‘I’m not one for great highs or deep lows… I just do what I do’: 10 Questions for former Roxy Music, Squeeze and Mike + The Mechanics star Paul Carrack

Paul Carrack (Ben A. Pruchnie/Getty Images)

PAUL CARRACK wrote Ace’s worldwide hit How Long, before joining a range of bands from Roxy Music to Squeeze.

He sang the Grammy-nominated hit The Living Years with Mike And The Mechanics, too. His songs have been covered by everyone from The Eagles to Tom Jones and Diana Ross, and his new album, These Days, is released this week.


How would you sum up the new album?

It’s about family – wife, kids, grandson – and being grateful that I’ve earned a crust and played music with some incredible people. I have tried to be the best person, and father, I could be.

So family’s kept you grounded?

I did my share of daft things when I was young but then it became important for me to become a bread-winner. So, family made me a man.

When did you realise your career would work out?

The first time I toured in Ringo Starr’s band. As a Beatles fan it was an incredible experience, and I remember thinking life was actually turning out ok.

Ringo Starr (Ethan Miller/Getty Images)

Do you have to adapt from gig to gig?

I played the Grammys in Los Angeles one night, then a pub in London the day after. Last month I played with Eric Clapton at Hyde Park – limousines, police escort, the works – and a small pub showcase the next night. It’s the nature of the business.

What’s it like playing with Clapton?

Eric changes his band at will to ensure he always has the best musicians on stage, so it’s a real pleasure. He treats people well and is great to work with.

Eric Clapton (Kevin Winter/Getty Images)

Do you work quickly?

The basic tracks for These Days were done in three days because that’s when Steve Gadd, the drummer, was free. He has played with Paul Simon, Steely Dan, Kate Bush, etc, so you don’t pass up that chance do you?

Do you get excited easily?

No. I’m not one for great highs or deep lows.

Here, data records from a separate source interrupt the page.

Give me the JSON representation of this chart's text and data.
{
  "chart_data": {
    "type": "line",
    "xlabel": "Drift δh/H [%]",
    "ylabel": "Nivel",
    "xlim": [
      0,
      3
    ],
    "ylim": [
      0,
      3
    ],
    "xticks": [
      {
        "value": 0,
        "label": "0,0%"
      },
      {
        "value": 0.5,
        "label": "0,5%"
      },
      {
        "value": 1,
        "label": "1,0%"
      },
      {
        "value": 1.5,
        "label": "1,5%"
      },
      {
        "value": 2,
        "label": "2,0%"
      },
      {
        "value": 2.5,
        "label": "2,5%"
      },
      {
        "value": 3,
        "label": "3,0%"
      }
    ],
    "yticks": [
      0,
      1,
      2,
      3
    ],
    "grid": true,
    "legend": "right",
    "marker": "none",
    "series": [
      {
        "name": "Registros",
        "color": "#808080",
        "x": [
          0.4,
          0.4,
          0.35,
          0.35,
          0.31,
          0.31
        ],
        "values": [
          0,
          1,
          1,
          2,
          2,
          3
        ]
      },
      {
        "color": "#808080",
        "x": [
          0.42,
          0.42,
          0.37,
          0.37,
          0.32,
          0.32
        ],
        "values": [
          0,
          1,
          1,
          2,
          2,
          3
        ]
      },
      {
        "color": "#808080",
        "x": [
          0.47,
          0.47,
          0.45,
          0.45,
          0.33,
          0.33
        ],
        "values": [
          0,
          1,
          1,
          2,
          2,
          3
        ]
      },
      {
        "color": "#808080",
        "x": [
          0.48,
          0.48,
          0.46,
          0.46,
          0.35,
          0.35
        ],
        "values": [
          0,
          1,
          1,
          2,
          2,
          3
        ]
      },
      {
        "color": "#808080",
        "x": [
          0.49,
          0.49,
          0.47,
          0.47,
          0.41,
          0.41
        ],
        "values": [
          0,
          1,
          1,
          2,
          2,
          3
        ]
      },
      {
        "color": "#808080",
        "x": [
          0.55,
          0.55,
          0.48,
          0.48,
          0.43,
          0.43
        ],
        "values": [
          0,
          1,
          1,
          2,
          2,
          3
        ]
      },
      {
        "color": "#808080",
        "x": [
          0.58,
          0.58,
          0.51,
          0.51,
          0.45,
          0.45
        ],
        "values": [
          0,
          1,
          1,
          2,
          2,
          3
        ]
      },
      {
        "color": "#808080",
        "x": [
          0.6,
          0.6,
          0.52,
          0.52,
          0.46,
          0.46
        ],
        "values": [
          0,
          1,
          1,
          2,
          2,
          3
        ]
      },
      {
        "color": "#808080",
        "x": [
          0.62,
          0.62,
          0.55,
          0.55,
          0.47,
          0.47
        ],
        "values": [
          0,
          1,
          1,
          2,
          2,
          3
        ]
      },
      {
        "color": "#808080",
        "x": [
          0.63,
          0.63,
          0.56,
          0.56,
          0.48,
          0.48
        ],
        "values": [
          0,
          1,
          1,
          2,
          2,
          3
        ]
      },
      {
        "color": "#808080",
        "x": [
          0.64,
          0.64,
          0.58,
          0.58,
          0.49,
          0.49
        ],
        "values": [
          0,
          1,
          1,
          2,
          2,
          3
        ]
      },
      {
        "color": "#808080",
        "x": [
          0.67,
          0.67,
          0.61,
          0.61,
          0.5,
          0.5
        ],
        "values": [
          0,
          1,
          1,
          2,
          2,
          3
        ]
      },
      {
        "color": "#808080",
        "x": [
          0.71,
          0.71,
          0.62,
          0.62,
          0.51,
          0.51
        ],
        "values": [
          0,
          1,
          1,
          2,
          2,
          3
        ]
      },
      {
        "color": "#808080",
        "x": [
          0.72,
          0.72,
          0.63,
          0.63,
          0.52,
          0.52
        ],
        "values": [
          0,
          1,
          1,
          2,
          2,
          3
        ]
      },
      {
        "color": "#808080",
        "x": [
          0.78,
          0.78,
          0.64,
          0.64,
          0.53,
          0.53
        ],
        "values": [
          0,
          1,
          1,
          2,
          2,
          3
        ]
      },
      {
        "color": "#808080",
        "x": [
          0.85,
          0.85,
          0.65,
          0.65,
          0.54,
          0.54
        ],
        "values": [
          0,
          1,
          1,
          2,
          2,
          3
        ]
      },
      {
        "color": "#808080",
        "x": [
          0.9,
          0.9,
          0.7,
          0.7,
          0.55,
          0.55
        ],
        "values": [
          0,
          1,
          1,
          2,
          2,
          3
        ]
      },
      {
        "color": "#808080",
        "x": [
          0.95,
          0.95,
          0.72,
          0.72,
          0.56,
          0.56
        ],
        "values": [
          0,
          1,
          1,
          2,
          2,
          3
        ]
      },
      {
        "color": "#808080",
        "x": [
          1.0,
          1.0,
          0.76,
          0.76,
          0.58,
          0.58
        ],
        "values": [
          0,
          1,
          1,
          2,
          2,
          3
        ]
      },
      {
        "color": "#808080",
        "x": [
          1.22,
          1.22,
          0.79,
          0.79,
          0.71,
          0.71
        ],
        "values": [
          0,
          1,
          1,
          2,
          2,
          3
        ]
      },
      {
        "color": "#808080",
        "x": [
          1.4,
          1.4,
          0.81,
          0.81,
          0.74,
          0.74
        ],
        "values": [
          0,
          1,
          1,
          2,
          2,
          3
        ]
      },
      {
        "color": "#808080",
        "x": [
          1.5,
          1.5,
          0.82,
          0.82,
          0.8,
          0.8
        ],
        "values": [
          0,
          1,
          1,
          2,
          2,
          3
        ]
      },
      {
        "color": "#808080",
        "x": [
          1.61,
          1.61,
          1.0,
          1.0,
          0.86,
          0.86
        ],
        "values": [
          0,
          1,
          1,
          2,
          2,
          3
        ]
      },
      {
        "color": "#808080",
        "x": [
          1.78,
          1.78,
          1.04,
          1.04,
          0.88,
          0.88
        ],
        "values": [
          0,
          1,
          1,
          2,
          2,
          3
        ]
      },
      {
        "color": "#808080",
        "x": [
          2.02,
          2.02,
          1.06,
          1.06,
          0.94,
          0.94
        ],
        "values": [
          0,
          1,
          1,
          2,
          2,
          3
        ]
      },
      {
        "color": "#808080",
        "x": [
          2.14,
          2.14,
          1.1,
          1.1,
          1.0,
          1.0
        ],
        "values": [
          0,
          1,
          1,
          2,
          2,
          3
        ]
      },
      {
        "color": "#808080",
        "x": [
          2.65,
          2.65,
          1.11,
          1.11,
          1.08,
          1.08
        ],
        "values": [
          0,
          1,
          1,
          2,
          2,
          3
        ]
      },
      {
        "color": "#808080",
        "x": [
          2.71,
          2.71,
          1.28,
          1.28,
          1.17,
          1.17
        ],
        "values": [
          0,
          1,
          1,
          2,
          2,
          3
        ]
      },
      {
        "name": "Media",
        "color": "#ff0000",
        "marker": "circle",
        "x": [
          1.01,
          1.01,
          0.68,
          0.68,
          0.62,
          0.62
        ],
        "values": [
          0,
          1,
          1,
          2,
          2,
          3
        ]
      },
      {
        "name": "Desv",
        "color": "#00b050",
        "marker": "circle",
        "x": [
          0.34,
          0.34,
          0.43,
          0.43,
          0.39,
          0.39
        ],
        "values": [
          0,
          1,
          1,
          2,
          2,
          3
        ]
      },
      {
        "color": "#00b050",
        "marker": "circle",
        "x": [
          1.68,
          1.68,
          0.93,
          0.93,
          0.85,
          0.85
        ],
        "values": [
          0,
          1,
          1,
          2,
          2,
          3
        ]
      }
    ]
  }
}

I just do what I do, and I know when it’s working and when it’s not.

How do months away touring go down at home?

They like having a roof over their heads and food on the table (laughs). I try to get home each night on tour, and I’ve seen more of my kids than regular 9 to 5 dads. They’re grown up now.

How would the 20-year-old Paul look on you now?

He’d be amazed at the luck he’s had. I just wish I’d had more confidence back then that life would work out fine.

You have 24 hours left to live. How do you spend it?

I’d sit with the family in a restaurant in Spain overlooking the sea, and when I’d had a skinful I’d sing with the handpicked houseband. I’d make sure I was the star of that gig (laughs).